Two days after Senator Steve Daines endorsed a bigoted conman for the U.S. Senate, the conman was credibly accused of having sexually assaulted an underage woman while in his 30s as part of a pattern of making “sexual or romantic overtures” to teenagers.
The derranged wing of the Republican Party leapt to defend Moore, arguing at various points that the assaults didn’t happen (because most women who claim assault and harassment are lying), that it was perfectly acceptable for Moore to have pursued the girls, and that he was acting like Joseph from the Bible, who might have married a teenaged Mary as an older man, but the few voices of reason left in the Republican Party were quick to condemn Moore. Senator John McCain made it clear that Moore should step down:
The allegations against Roy Moore are deeply disturbing and disqualifying. He should immediately step aside and allow the people of Alabama to elect a candidate they can be proud of.
Conservative Max Boot decried the sickness in a Republican Party so consumed with partisanship that it will work to elect anyone, no matter how horrific his actions have been:
I honestly did not think that any “conservatives” would stoop so low as to defend a pedophile. Wrong. There is no limit to how far they will go to win elections, no line they will not cross, no norms they will not transgress. There is a sickness in the land.
— Max Boot (@MaxBoot) November 10, 2017
But Montana’s junior Senator stood by the man he called a “principled conservative” just two days earlier, offering this weak statement:
These are very serious allegations and if true (emphasis mine) he should step down.
The “if true” in that statement reveals just how Senator Daines feels about women and rape culture. The Washington Post story about Moore today had 30 sources, meaning that Daines is taking the word of a man like Moore at the same value as that of 30 sources, including sexual assault survivors, none of whom sought out the press nor have any reason to go after Moore politically, and three reporters who worked weeks on the story.
Daines’s use of “if true” is more than a pair of weasel words used by a politician; they’re the sound of every man who refuses to believe that a woman will tell the truth about being assaulted. They’re the sound of a culture that permits vulnerable people to be victimized once and refuses to listen to them when they bravely come forward to tell stories that almost certainly have to bring them renewed pain.

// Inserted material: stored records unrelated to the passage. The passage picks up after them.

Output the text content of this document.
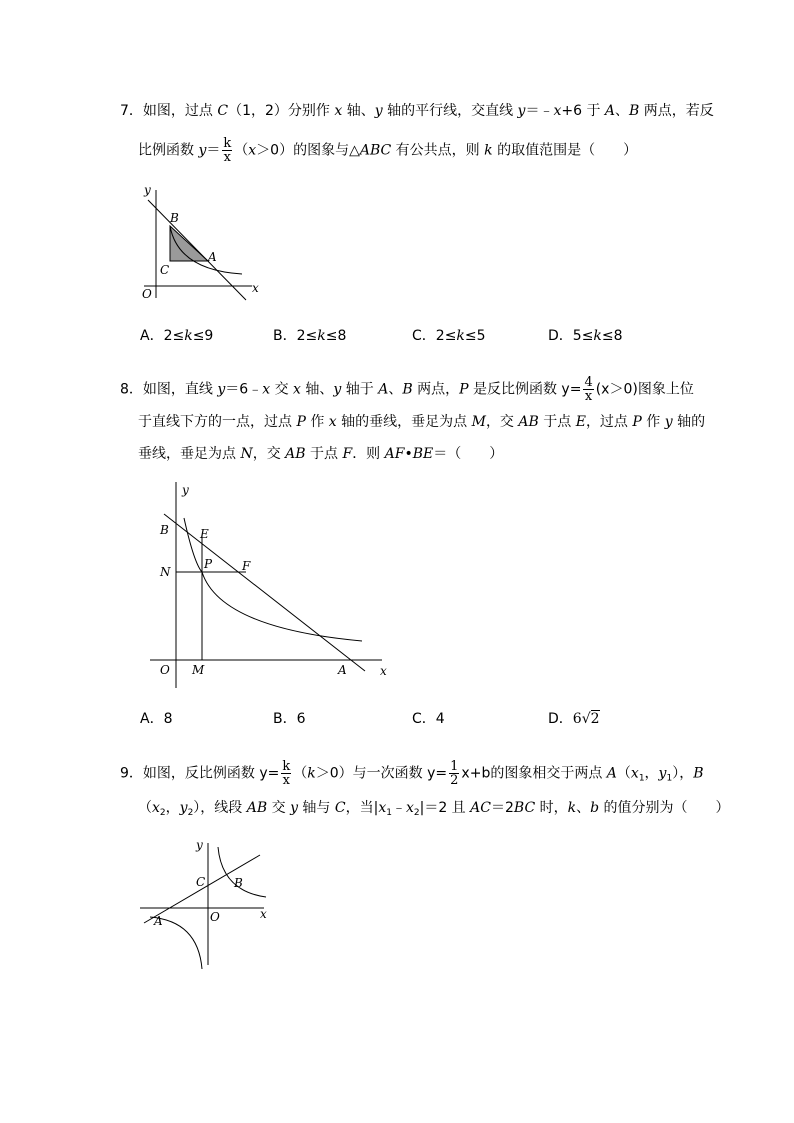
7．如图，过点 C（1，2）分别作 x 轴、y 轴的平行线，交直线 y＝﹣x+6 于 A、B 两点，若反
比例函数 $y= \frac{k}{x} (x>0)$的图象与△ABC 有公共点，则 k 的取值范围是（　　）
y
x
O
B
A
C
A．2≤k≤9	B．2≤k≤8	C．2≤k≤5	D．5≤k≤8
8．如图，直线 y＝6﹣x 交 x 轴、y 轴于 A、B 两点，P 是反比例函数 $y= \frac{4}{x} (x>0)$图象上位
于直线下方的一点，过点 P 作 x 轴的垂线，垂足为点 M，交 AB 于点 E，过点 P 作 y 轴的
垂线，垂足为点 N，交 AB 于点 F．则 AF•BE＝（　　）
y
x
O M	A
B	E
N
P F
A．8	B．6	C．4	D．6√2
9．如图，反比例函数 $y= \frac{k}{x} (k>0)$与一次函数 $y= \frac{1}{2} x+b$的图象相交于两点 $A(x_1$，$y_1$），B
（$x_2$，$y_2$），线段 AB 交 y 轴与 C，当$|x_1﹣x_2|=2$ 且 AC＝2BC 时，k、b 的值分别为（　　）
y
x
O
C B
A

The math for Daines is simple. It’s more important for him to get another solid vote for a tax cut that will personally benefit him than it is to stand up to a cruel bigot who has been credibly accused of sexual assault and harassment by more than one woman. It’s more important to Daines that a Republican get elected than it is to stand up against the cruel sociopaths who have sickened and threaten to destroy both the Republican Party and the republic itself.
And keep in mind Daines has said nothing to criticize those who are defending Moore or to offer support to the women who came forward. Nothing.
It’s hard not to remember an extra, galling irony in Daines’s refusal to do the obvious, right thing. Daines was elected to the Senate in 2014 largely because Republicans forced his opponent John Walsh out of the Senate race for the unimaginably immoral act of plagiarism. Today, while Alabama and national Republicans are attacking women who came forward to tell their stories, defending sexual pursuit of underage girls, promoting a culture that enables sexual assault to continue, and debasing the nation’s political discourse even further, Steve Daines is hedging and offering weak, weaselly words and hoping the press will just let him get away with it. Apparently, ethical standards are a bit less important to Senator Daines than when he was demonizing John Walsh just three years ago.
Certainly not an example of “principled conservative” values there, but hardly surprising from a man who continued to support Donald Trump after he boasted about sexually assaulting women and who voted to cut funding for the shelters that protect victims of sexual and domestic violence.
If it’s true that Steve Daines is still our Senator in after 2020, the shame will be on us, not him. He clearly is incapable of feeling it.